Num momento em que os pilotos e mecânicos ucranianos ainda se encontram em formação, no âmbito de uma coligação internacional coordenada por Países Baixos, Dinamarca e Estados Unidos e também integrada por Portugal, a Newsweek noticiou na quarta-feira que já começaram a chegar à Ucrânia os caças prometidos pelo Ocidente para o primeiro semestre de 2024.
A informação foi avançada à revista norte-americana por uma fonte dos Estados Unidos como uma explicação para “uma série de vitórias de alto nível” nos céus da Ucrânia e também especulada por canais pró-Kremlin no canal Telegram, após a força aérea de Moscovo ter perdido oito aeronaves em três semanas, das quais três sofisticados bombardeiros SU34, avaliados em cerca de 40 milhões de euros cada, num só dia, em 05 de dezembro.
Para o major-general José Arnaut Moreira, seria “quase impossível e surpreendente” que estivesse concluída a lenta e complexa formação do pessoal ucraniano ainda a decorrer na Roménia.
O especialista militar acha mais provável que as notícias sem confirmação que colocam os F-16 já operacionais, em particular aquelas provenientes de canais russos, estejam associadas a campanhas de desinformação como uma justificação para as elevadas perdas nas últimas semanas de Moscovo num conflito onde desde início tem superioridade aérea.
Por outro lado, é igualmente plausível, explica Arnaut Moreira, que este inesperado abate de aviões russos possa estar ligado à melhoria dos sistemas aéreos ucranianos, que, à medida que vão sendo entregues a Kiev – e as suas infraestruturas críticas e a sua capital estejam protegidas -, possam começar a ser deslocados para a frente, onde, por exemplo baterias Patriot já conseguem derrubar aquele tipo de aeronaves.

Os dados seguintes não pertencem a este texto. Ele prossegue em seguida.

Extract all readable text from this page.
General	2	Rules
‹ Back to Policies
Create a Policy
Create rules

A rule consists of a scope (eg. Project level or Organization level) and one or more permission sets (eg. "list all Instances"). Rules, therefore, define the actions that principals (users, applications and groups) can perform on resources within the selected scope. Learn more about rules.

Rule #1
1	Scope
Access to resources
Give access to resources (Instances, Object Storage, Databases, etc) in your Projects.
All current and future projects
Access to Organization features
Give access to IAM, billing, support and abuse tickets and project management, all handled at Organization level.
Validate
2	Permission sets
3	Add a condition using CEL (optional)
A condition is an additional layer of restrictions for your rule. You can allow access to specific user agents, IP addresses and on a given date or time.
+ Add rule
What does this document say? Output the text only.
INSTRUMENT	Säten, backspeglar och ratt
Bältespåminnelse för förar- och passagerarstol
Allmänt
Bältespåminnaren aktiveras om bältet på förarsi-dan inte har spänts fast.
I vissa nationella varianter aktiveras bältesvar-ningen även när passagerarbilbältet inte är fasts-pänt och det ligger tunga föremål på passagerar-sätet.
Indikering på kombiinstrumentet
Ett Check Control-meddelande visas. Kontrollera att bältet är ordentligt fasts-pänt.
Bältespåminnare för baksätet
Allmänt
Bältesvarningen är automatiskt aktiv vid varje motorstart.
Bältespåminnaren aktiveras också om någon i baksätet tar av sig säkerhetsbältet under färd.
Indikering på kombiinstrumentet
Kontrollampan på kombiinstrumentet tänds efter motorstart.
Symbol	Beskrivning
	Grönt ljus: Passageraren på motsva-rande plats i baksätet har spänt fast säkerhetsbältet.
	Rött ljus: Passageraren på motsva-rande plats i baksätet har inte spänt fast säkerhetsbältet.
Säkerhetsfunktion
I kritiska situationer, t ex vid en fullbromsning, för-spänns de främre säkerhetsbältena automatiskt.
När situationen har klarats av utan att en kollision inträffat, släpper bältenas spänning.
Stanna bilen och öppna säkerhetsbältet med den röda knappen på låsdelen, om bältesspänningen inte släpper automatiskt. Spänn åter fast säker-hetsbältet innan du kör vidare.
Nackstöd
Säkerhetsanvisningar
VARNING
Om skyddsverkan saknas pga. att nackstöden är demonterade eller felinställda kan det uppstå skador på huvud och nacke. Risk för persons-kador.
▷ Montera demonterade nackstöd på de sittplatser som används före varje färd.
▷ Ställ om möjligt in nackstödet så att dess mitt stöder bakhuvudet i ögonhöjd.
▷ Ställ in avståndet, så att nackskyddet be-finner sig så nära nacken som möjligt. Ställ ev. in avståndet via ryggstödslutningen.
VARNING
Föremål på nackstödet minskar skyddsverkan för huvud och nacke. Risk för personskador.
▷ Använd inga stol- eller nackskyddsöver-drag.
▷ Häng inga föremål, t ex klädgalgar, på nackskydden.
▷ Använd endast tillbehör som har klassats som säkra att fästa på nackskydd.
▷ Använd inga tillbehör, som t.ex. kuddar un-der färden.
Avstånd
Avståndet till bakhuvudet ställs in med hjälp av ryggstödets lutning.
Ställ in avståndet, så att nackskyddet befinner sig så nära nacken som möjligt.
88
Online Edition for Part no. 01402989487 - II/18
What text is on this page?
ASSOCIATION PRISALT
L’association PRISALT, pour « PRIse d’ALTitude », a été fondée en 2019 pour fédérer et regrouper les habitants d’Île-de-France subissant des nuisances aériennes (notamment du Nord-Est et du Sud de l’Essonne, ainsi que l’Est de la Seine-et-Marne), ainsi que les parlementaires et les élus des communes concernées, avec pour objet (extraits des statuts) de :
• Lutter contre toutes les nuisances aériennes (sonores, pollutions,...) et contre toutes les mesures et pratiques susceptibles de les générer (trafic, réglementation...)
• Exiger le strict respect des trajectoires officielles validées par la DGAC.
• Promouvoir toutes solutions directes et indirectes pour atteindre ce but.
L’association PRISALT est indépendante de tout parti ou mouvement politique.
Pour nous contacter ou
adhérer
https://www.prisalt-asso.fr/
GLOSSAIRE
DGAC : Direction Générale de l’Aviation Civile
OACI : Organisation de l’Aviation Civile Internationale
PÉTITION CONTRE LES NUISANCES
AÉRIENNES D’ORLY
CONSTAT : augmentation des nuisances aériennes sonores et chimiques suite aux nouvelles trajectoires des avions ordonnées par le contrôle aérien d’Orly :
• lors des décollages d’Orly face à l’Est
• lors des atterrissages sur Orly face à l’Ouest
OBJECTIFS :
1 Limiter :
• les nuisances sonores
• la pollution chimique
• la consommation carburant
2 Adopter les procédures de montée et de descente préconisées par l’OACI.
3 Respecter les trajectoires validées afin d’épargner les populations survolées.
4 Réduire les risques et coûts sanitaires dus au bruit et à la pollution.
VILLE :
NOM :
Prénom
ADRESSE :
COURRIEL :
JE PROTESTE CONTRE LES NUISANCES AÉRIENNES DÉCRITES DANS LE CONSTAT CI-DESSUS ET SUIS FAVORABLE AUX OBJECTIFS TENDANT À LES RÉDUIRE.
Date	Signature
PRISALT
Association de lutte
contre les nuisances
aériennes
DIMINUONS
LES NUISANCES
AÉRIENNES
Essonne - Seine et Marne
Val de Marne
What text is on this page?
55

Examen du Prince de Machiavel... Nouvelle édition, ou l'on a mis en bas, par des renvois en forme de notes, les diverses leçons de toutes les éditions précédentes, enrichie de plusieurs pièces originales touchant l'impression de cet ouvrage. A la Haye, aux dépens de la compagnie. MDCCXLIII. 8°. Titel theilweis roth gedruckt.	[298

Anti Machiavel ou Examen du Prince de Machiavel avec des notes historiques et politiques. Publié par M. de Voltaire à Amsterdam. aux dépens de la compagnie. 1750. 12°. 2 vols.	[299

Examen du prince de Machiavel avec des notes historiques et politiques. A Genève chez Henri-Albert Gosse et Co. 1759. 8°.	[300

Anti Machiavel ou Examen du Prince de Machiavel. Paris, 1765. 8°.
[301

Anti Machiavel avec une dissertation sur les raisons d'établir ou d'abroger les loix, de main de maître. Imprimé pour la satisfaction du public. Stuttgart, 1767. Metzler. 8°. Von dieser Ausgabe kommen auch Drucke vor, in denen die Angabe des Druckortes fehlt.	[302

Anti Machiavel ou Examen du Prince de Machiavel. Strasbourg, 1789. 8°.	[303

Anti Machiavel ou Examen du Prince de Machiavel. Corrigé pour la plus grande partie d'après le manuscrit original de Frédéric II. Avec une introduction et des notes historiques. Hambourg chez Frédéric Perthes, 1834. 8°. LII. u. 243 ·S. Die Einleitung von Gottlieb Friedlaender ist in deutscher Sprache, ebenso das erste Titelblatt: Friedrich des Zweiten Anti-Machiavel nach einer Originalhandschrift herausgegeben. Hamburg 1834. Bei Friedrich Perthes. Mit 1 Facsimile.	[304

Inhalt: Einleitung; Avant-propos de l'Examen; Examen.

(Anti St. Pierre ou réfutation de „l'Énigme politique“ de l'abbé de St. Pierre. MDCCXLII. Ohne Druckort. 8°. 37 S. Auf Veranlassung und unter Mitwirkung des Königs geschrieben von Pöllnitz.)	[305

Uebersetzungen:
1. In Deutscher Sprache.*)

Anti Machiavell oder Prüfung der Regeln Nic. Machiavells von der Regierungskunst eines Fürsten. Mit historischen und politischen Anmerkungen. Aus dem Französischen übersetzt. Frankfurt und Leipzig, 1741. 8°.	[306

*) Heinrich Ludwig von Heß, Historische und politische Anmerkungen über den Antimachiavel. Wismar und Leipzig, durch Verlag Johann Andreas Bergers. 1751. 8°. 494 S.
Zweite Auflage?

“Ou seja, a Rússia pode ter sido surpreendida pela presença de baterias avançadas do Ocidente na frente sul e pode estar aqui uma explicação para o facto de, desde o dia 05 de dezembro já terem desaparecido sete ou oito aeronaves da Federação Russa”, assinala o analista.
A entrega dos F-16 é uma questão de tempo, mas também permanece por saber que sistemas de armamento vão possuir, tratando-se de um avião “muito flexível e versátil”, podendo transportar, além de mísseis nas pontas das asas — habitualmente Sidewinder ou Sparrow para o combate aéreo -, outros nove pontos de amarração de armas.
“Isso vai fazer toda a diferença em relação àquilo que são as suas missões. Podem fazer ataque ao solo para apoio à manobra terrestre, destruição de infraestruturas e equipamentos como fazem os F-16 Israelitas na Faixa de Gaza, destruição de radares e até transporte de armas nucleares”, comenta o major-general.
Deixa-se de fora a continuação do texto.